Und dann gibt es vollendete Kunst: Undav erkennt einen Raum, den nur er erkennt - und passt in den Sechzehner, schräg nach vorne, in den Rücken der Abwehr. Millot erkennt Raum und Lücke. Er startet durch. Und muss aus kurzer Distanz nur noch einschieben. Man weiß es nicht, vielleicht zeigt Pep Guardiola in Manchester diesen Spielzug in seiner nächsten Sitzung, als Blaupause für die Himmelblauen. Oder, weiter gedacht: Er warnt seine kombinationssicheren Profis vor einem Duell in der Königsklasse in der nächsten Saison vor
den Kombinationen der vier Stuttgarter Jungs. Rund um den VFB werden Träume immer realer, so ist das gerade.
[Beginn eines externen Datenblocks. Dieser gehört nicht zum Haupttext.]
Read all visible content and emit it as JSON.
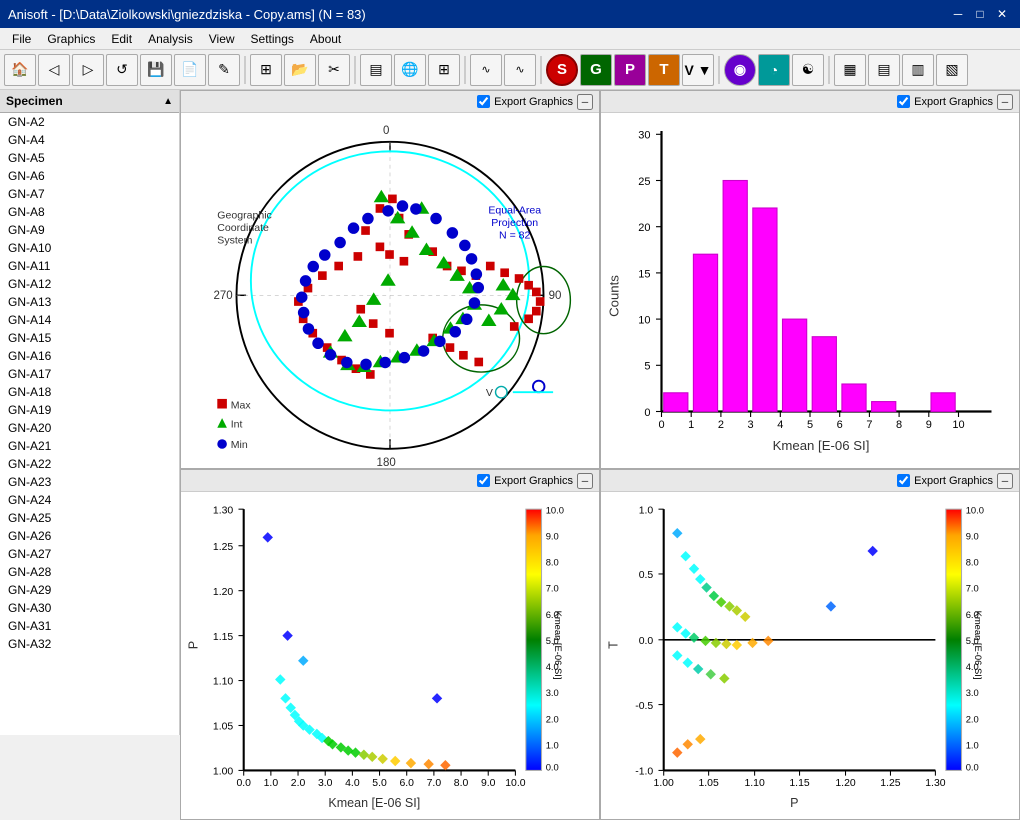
{
  "titlebar": {
    "title": "Anisoft - [D:\\Data\\Ziolkowski\\gniezdziska - Copy.ams]    (N = 83)",
    "n_count": "N = 83"
  },
  "menubar": {
    "items": [
      "File",
      "Graphics",
      "Edit",
      "Analysis",
      "View",
      "Settings",
      "About"
    ]
  },
  "sidebar": {
    "header": "Specimen",
    "items": [
      "GN-A2",
      "GN-A4",
      "GN-A5",
      "GN-A6",
      "GN-A7",
      "GN-A8",
      "GN-A9",
      "GN-A10",
      "GN-A11",
      "GN-A12",
      "GN-A13",
      "GN-A14",
      "GN-A15",
      "GN-A16",
      "GN-A17",
      "GN-A18",
      "GN-A19",
      "GN-A20",
      "GN-A21",
      "GN-A22",
      "GN-A23",
      "GN-A24",
      "GN-A25",
      "GN-A26",
      "GN-A27",
      "GN-A28",
      "GN-A29",
      "GN-A30",
      "GN-A31",
      "GN-A32"
    ]
  },
  "panels": {
    "stereonet": {
      "export_label": "Export Graphics",
      "geo_coord": "Geographic\nCoordinate\nSystem",
      "equal_area": "Equal-Area\nProjection\nN = 82",
      "labels": {
        "north": "0",
        "south": "180",
        "east": "90",
        "west": "270"
      },
      "legend": {
        "max_label": "Max",
        "int_label": "Int",
        "min_label": "Min"
      }
    },
    "histogram": {
      "export_label": "Export Graphics",
      "xlabel": "Kmean [E-06 SI]",
      "ylabel": "Counts",
      "bars": [
        2,
        17,
        25,
        22,
        10,
        8,
        3,
        1,
        0,
        2
      ],
      "yticks": [
        "0",
        "5",
        "10",
        "15",
        "20",
        "25",
        "30"
      ],
      "xticks": [
        "0",
        "1",
        "2",
        "3",
        "4",
        "5",
        "6",
        "7",
        "8",
        "9",
        "10"
      ],
      "max_y": 30
    },
    "scatter1": {
      "export_label": "Export Graphics",
      "xlabel": "Kmean [E-06 SI]",
      "ylabel": "P",
      "colorbar_label": "Kmean [E-06 SI]",
      "colorbar_ticks": [
        "10.0",
        "9.0",
        "8.0",
        "7.0",
        "6.0",
        "5.0",
        "4.0",
        "3.0",
        "2.0",
        "1.0",
        "0.0"
      ],
      "yticks": [
        "1.00",
        "1.05",
        "1.10",
        "1.15",
        "1.20",
        "1.25",
        "1.30"
      ],
      "xticks": [
        "0.0",
        "1.0",
        "2.0",
        "3.0",
        "4.0",
        "5.0",
        "6.0",
        "7.0",
        "8.0",
        "9.0",
        "10.0"
      ]
    },
    "scatter2": {
      "export_label": "Export Graphics",
      "xlabel": "P",
      "ylabel": "T",
      "colorbar_label": "Kmean [E-06 SI]",
      "colorbar_ticks": [
        "10.0",
        "9.0",
        "8.0",
        "7.0",
        "6.0",
        "5.0",
        "4.0",
        "3.0",
        "2.0",
        "1.0",
        "0.0"
      ],
      "yticks": [
        "-1.0",
        "-0.5",
        "0.0",
        "0.5",
        "1.0"
      ],
      "xticks": [
        "1.00",
        "1.05",
        "1.10",
        "1.15",
        "1.20",
        "1.25",
        "1.30"
      ]
    }
  },
  "toolbar": {
    "buttons": [
      {
        "name": "back",
        "icon": "◁",
        "tooltip": "Back"
      },
      {
        "name": "forward",
        "icon": "▷",
        "tooltip": "Forward"
      },
      {
        "name": "refresh",
        "icon": "↺",
        "tooltip": "Refresh"
      },
      {
        "name": "save",
        "icon": "💾",
        "tooltip": "Save"
      },
      {
        "name": "save-as",
        "icon": "📄",
        "tooltip": "Save As"
      },
      {
        "name": "edit",
        "icon": "✎",
        "tooltip": "Edit"
      },
      {
        "name": "table",
        "icon": "⊞",
        "tooltip": "Table"
      },
      {
        "name": "open",
        "icon": "📂",
        "tooltip": "Open"
      },
      {
        "name": "scissors",
        "icon": "✂",
        "tooltip": "Cut"
      },
      {
        "name": "calc",
        "icon": "≡",
        "tooltip": "Calculator"
      },
      {
        "name": "globe",
        "icon": "🌐",
        "tooltip": "Globe"
      },
      {
        "name": "grid",
        "icon": "▦",
        "tooltip": "Grid"
      },
      {
        "name": "wave1",
        "icon": "∿",
        "tooltip": "Wave1"
      },
      {
        "name": "wave2",
        "icon": "∿",
        "tooltip": "Wave2"
      },
      {
        "name": "S-btn",
        "icon": "S",
        "tooltip": "S"
      },
      {
        "name": "G-btn",
        "icon": "G",
        "tooltip": "G"
      },
      {
        "name": "P-btn",
        "icon": "P",
        "tooltip": "P"
      },
      {
        "name": "T-btn",
        "icon": "T",
        "tooltip": "T"
      },
      {
        "name": "V-btn",
        "icon": "V",
        "tooltip": "V"
      },
      {
        "name": "purple-btn",
        "icon": "◉",
        "tooltip": "Purple"
      },
      {
        "name": "teal-btn",
        "icon": "◔",
        "tooltip": "Teal"
      },
      {
        "name": "yin-yang",
        "icon": "☯",
        "tooltip": "YinYang"
      },
      {
        "name": "bars1",
        "icon": "▦",
        "tooltip": "Bars1"
      },
      {
        "name": "bars2",
        "icon": "▤",
        "tooltip": "Bars2"
      },
      {
        "name": "bars3",
        "icon": "▥",
        "tooltip": "Bars3"
      },
      {
        "name": "bars4",
        "icon": "▧",
        "tooltip": "Bars4"
      }
    ]
  }
}
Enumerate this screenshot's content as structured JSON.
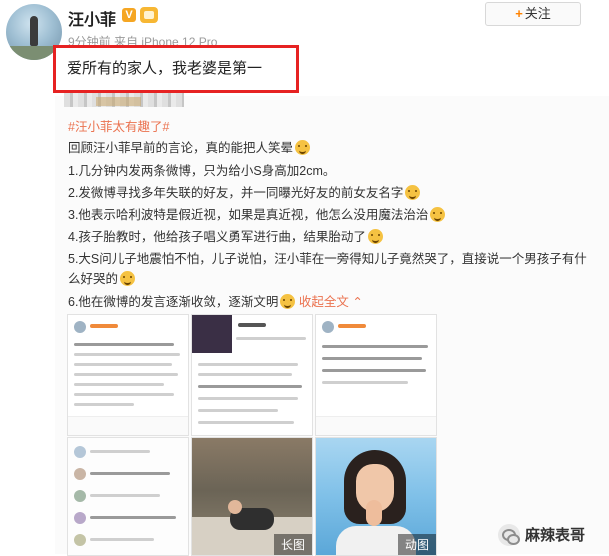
{
  "post": {
    "username": "汪小菲",
    "verified_badge": "V",
    "meta": "9分钟前 来自 iPhone 12 Pro",
    "follow_label": "关注",
    "follow_plus": "+"
  },
  "caption": "爱所有的家人，我老婆是第一",
  "article": {
    "hashtag": "#汪小菲太有趣了#",
    "intro": "回顾汪小菲早前的言论，真的能把人笑晕",
    "items": [
      "1.几分钟内发两条微博，只为给小S身高加2cm。",
      "2.发微博寻找多年失联的好友，并一同曝光好友的前女友名字",
      "3.他表示哈利波特是假近视，如果是真近视，他怎么没用魔法治治",
      "4.孩子胎教时，他给孩子唱义勇军进行曲，结果胎动了",
      "5.大S问儿子地震怕不怕，儿子说怕，汪小菲在一旁得知儿子竟然哭了，直接说一个男孩子有什",
      "么好哭的",
      "6.他在微博的发言逐渐收敛，逐渐文明"
    ],
    "collapse_label": "收起全文 ⌃"
  },
  "thumbnails": [
    {
      "label": "汪小菲",
      "tag": ""
    },
    {
      "label": "汪小菲",
      "tag": ""
    },
    {
      "label": "汪小菲",
      "tag": ""
    },
    {
      "label": "",
      "tag": ""
    },
    {
      "label": "",
      "tag": "长图"
    },
    {
      "label": "",
      "tag": "动图"
    }
  ],
  "watermark": "麻辣表哥"
}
Undav, der auch das 2:0 durch Guirassy toll vorbereitete (mit einem Steckpass, kurz und steil) sagte hinterher über das Zusammenwirken des Vfb-vierecks dies: „Wir sind alles geile Zocker, jeder weiß, was er machen muss und was der andere gleich macht.“Und dann, wenn alles so laufe wie gegen Hoffenheim, gehe es laut Undav in dessen feinstem Sprech so: „Tik-taka-taka-taka-taka.“
Tiki-taka ist dem VFB also offenbar nicht genug. Es ist mehr: Viermal Taka vom Magischen Viereck. Das würde Sebastian Hoeneß, zumindest in der Öffentlichkeit, die Bescheidenheit in Person, so nie sagen. Ihm reicht einmal Taka, wenn überhaupt. So sang der Coach nach dem 3:0 gewohnt
sachlich ein Loblied, das inhaltlich aber stimmig war: „Wir haben einen Flow, da sind Leichtigkeit und Überzeugung im Spiel - dann kommen solche Leistung zustande.“
Dabei sollte man sollte Hoeneß‘ konkreten Einfluss auf seine vier Jungs da vorne drin nicht unterschätzen. Zunächst hat er jeden Einzelnen mit seiner Arbeit auf ein neues Level gehoben – er ist bei seinen Offensivkräften Guirassy, Undav, Führich und Millot das, wovon jeder Fußballlehrer träumt: ein Bessermacher. Was auch mit konkreten Anweisungen vor den Spielen zu tun hat. Hören wir dazu abermals bei Deniz Undav rein: „Der Trainer gibt uns viele Freiheiten“, sagte er am Samstag noch, „aber er sagt uns auch, dass wir kaltschnäuziger sein müssen.“Zu sehen war das auch wieder gegen Hoffenheim,
als Undav und Kollegen einige gute Chancen vergaben. Also, noch mal Undav, mit Blick in die Zukunft: „Der Coach will, dass wir nicht zu sehr in Schönheit sterben, dass wir ab und zu auch einfach mal nur draufhauen, dass wir nicht nur kurz, kurz, kurz spielen und auch mal lang gehen.“
Das sind Problemchen, von denen Hoeneß‘ Trainerkollege Pellegrino Matarazzo nur träumen kann. Der aktuelle Hoffenheimer und ehemalige Stuttgarter Coach redete nach dem 0:3 gegen den VFB wie ein Trainer, dessen Team hoffnungslos unterlegen war. Nach dem Loblied auf die offensive Spielweise und die Abläufe des VFB sprach er schließlich eine Qualität an, mit der Undav, Guirassy, Führich und Millot als erste Anlaufspieler die TSG zermürbten: das Gegenpressing. „Sie setzen sich in der gegnerischen Hälfte fest“, sagte der Trainer, „und wenn man dann keine Entlastung mehr hat, geht das auf die Pumpe.“Und dann bleibt beim VFB Luft, mit der Kugel die große Fußballkunst zelebrieren.